Case 2: If the bang-text is stored in a parameter and a reference to
that parameter is on the command line, then invoking expand-word with
the cursor on that specific word will edit the parameter value into
the command line (as with any parameter reference), and now you're
back to case 1. By default, however, the result will insert \! so the
reference form needs to account for that and for any quoting around
it. E.g., ${~bangtext} is sufficient for an unquoted reference, but
with double quotes like "${~bangtext}" the backslash will reappear.

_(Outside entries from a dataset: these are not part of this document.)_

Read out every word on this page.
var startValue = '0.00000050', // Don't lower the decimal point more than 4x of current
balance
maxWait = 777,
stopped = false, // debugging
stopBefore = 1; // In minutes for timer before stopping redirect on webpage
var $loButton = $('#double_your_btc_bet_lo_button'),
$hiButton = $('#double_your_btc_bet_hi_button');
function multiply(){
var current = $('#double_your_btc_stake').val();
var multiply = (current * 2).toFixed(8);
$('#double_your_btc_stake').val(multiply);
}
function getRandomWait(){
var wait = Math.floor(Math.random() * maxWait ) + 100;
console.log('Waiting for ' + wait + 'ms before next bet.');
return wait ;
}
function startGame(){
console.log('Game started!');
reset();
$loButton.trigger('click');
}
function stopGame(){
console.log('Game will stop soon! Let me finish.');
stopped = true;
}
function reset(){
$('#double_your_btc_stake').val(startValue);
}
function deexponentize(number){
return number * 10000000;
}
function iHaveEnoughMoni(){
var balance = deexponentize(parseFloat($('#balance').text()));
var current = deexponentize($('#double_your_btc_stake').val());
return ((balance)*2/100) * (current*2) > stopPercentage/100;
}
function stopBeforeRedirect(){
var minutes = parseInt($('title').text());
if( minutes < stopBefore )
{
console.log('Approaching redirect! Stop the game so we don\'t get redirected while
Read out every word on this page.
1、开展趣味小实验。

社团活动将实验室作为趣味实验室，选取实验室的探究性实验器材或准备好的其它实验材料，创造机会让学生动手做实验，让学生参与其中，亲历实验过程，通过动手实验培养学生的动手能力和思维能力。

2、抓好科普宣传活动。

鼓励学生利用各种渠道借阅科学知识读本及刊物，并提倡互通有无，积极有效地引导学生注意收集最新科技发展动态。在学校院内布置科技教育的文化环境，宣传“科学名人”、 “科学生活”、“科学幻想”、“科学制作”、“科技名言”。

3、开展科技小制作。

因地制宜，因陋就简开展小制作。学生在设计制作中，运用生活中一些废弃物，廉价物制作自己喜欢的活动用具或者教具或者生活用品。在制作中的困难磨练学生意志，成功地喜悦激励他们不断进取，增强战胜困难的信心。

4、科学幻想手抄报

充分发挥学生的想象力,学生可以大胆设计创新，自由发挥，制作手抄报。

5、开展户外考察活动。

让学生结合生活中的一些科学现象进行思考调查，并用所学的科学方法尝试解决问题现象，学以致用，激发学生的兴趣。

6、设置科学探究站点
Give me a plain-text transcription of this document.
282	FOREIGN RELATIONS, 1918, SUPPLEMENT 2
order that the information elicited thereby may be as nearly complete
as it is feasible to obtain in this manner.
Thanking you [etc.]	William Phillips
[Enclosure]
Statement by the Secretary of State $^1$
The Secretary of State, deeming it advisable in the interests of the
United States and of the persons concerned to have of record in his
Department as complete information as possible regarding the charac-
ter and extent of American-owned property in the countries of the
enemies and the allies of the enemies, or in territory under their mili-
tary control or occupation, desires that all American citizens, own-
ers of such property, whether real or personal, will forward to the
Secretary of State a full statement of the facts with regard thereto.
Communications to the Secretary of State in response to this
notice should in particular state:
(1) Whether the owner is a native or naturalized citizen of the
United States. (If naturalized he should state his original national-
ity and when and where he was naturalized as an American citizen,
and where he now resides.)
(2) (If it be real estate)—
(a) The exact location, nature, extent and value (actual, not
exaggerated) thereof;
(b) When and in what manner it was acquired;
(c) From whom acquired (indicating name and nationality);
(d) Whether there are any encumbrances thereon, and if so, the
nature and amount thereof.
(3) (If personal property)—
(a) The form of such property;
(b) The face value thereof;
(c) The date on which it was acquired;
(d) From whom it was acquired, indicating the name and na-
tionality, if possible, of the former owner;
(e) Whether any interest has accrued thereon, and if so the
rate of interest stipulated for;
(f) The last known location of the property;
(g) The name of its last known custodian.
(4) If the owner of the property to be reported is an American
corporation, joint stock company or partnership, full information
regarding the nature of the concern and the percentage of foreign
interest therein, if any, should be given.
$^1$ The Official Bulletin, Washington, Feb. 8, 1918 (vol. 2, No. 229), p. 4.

Case 3: The bang-text is in a parameter and you're able to use a zle
widget to modify $BUFFER, you can insert the value directly with
something like LBUFFER+=${bangtext} to get a command line like case 1,
and then invoke "zle expand-word".
The alternative to any of that is to write the desired expansion as a
reference to $history. E.g., !123:2 is ${history[123][(w)2]},
although not all conversions are that simple.